Advantages of Logistic Regression
Simple and fast
Easy to interpret
Works well for binary classification
Produces probability outputs
Requires less computational power
Disadvantages
Not suitable for complex relationships
Sensitive to outliers
Assumes linear relationship
Lower accuracy on highly non-linear data
Applications of Logistic Regression
Email spam filtering
Credit card fraud detection
Medical diagnosis
Customer churn prediction
Marketing prediction
Python Example
from sklearn.linear_model import LogisticRegression
import numpy as np
# Features
X = np.array([
[1],
[2],
[3],
[5],
[6],
[7]
])
# Labels
y = np.array([0, 0, 0, 1, 1, 1])
# Create model
model = LogisticRegression()
# Train model
model.fit(X, y)
# Predict
prediction = model.predict([[4]])
print(prediction)
Logistic Regression without sklearn
import numpy as np
def sigmoid(x):
# Standardization: zero mean, unit variance
x_mean = np.mean(x)
x_std = np.std(x)
# Avoid division by zero by adding a small epsilon
x_std = x_std if x_std != 0 else 1e-10
x_normalized = (x - x_mean) / x_std
# Clipping to prevent overflow
x_clipped = np.clip(x_normalized, -500, 500)
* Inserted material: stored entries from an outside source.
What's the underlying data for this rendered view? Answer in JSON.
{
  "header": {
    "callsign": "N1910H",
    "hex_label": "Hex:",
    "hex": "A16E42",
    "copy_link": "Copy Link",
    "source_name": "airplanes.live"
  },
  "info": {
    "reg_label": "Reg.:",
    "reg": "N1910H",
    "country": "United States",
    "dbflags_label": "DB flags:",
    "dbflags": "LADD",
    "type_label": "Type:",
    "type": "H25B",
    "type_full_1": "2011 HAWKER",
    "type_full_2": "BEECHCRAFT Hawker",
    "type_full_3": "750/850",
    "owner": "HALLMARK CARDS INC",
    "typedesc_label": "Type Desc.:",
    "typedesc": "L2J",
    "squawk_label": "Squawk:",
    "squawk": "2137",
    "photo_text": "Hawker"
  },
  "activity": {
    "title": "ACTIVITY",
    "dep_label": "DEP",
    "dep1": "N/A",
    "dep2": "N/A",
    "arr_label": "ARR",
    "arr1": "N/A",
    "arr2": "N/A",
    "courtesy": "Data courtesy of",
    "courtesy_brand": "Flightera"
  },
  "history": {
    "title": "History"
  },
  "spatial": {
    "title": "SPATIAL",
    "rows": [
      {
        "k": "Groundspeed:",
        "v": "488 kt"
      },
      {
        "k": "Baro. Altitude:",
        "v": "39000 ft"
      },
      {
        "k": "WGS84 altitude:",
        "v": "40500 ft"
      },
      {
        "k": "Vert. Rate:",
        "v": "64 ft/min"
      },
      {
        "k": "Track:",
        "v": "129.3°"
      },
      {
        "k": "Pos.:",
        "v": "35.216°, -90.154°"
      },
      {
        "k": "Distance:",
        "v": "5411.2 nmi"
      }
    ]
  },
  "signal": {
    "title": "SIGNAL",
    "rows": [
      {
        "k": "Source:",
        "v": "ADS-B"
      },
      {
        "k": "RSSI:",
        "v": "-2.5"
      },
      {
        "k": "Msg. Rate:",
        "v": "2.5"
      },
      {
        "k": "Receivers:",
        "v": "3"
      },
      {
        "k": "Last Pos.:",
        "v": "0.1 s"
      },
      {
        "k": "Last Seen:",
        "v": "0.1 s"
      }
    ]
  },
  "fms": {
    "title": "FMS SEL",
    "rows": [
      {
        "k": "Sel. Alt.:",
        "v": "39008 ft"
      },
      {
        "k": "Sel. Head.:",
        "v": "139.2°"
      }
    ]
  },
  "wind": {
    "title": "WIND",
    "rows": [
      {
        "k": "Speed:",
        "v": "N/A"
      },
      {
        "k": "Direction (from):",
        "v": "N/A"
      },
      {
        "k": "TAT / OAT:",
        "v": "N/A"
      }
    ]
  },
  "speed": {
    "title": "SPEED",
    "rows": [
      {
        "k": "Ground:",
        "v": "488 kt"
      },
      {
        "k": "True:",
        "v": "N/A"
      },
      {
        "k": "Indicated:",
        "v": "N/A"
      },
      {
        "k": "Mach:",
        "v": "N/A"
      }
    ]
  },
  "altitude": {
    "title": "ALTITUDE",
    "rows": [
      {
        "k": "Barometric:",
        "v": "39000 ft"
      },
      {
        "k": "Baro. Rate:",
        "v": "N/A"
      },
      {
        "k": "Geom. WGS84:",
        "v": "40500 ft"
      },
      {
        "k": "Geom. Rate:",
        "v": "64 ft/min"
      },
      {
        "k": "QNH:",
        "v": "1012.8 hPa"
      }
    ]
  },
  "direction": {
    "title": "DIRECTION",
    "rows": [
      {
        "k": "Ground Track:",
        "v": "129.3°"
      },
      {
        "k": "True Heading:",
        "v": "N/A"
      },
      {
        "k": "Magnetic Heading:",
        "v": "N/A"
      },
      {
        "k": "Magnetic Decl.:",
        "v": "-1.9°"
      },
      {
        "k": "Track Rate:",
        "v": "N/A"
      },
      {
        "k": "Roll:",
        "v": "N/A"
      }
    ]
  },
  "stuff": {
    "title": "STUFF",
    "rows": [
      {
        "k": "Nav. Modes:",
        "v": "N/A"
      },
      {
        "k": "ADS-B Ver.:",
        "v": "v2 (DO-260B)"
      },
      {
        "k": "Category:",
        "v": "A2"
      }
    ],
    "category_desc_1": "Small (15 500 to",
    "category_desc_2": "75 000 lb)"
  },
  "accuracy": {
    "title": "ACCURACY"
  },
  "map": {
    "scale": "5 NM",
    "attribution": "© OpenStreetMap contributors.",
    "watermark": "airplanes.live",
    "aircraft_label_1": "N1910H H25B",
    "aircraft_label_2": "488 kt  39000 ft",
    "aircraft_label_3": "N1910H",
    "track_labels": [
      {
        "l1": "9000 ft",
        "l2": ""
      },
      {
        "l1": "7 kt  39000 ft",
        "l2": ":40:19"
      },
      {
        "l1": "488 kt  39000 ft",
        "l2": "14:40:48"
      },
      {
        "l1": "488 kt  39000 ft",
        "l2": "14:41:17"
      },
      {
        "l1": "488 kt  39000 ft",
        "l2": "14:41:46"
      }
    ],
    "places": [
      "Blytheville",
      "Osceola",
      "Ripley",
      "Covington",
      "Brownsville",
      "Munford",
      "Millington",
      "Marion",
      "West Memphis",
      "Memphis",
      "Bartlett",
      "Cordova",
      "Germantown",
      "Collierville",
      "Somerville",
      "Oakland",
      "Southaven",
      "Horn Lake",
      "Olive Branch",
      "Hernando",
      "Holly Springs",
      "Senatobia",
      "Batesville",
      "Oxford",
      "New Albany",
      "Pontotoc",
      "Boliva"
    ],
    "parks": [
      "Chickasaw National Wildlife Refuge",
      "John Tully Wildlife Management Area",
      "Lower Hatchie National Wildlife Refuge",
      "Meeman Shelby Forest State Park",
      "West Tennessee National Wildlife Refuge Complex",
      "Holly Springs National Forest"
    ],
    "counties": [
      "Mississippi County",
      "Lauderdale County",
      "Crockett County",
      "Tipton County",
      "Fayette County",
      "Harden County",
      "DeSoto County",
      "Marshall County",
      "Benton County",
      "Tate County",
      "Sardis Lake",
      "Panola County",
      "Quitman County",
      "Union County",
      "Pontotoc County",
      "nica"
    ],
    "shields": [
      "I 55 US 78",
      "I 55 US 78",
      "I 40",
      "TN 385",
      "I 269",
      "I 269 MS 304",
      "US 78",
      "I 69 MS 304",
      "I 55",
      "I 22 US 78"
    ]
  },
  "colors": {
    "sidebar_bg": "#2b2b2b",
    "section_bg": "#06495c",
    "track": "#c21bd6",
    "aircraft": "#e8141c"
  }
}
return 1 / (1 + np.exp(-x_clipped))
class LogisticRegression:
def __init__(self, eta=0.001, epochs=1000):
self.eta = eta
self.epochs = epochs
self.weights = None
self.bias = None
self.X_mean = None
self.X_std = None
def fit(self, X, y):
n_samples, n_features = X.shape
self.weights = np.zeros(n_features)
self.bias = 0
# Standardize X once at the start
self.X_mean = np.mean(X, axis=0)
self.X_std = np.std(X, axis=0)
self.X_std = np.where(self.X_std == 0, 1e-10, self.X_std) # Avoid division by zero
X_normalized = (X - self.X_mean) / self.X_std
for epoch in range(self.epochs):
linear_pred = np.dot(X_normalized, self.weights) + self.bias
predictions = sigmoid(linear_pred)
# Compute loss (binary cross-entropy)
loss = -np.mean(y * np.log(predictions + 1e-15) + (1 - y) * np.log(1 - predictions + 1e-15))
dw = (1 / n_samples) * np.dot(X_normalized.T, (predictions - y))
db = (1 / n_samples) * np.sum(predictions - y)
self.weights -= self.eta * dw
self.bias -= self.eta * db
# Print progress every 100 epochs
if epoch % 100 == 0:
print(f"Epoch {epoch}, Loss: {loss:.4f}, Bias: {self.bias:.4f}")
def predict(self, X):
linear_pred = np.dot(X, self.weights) + self.bias
y_pred = sigmoid(linear_pred)
class_pred = [0 if y <= 0.5 else 1 for y in y_pred]
return class_pred
Conclusion
Logistic Regression is one of the most important classification algorithms in machine learning.
It is simple, efficient, interpretable, and widely used in real-world applications involving probability-based predictions.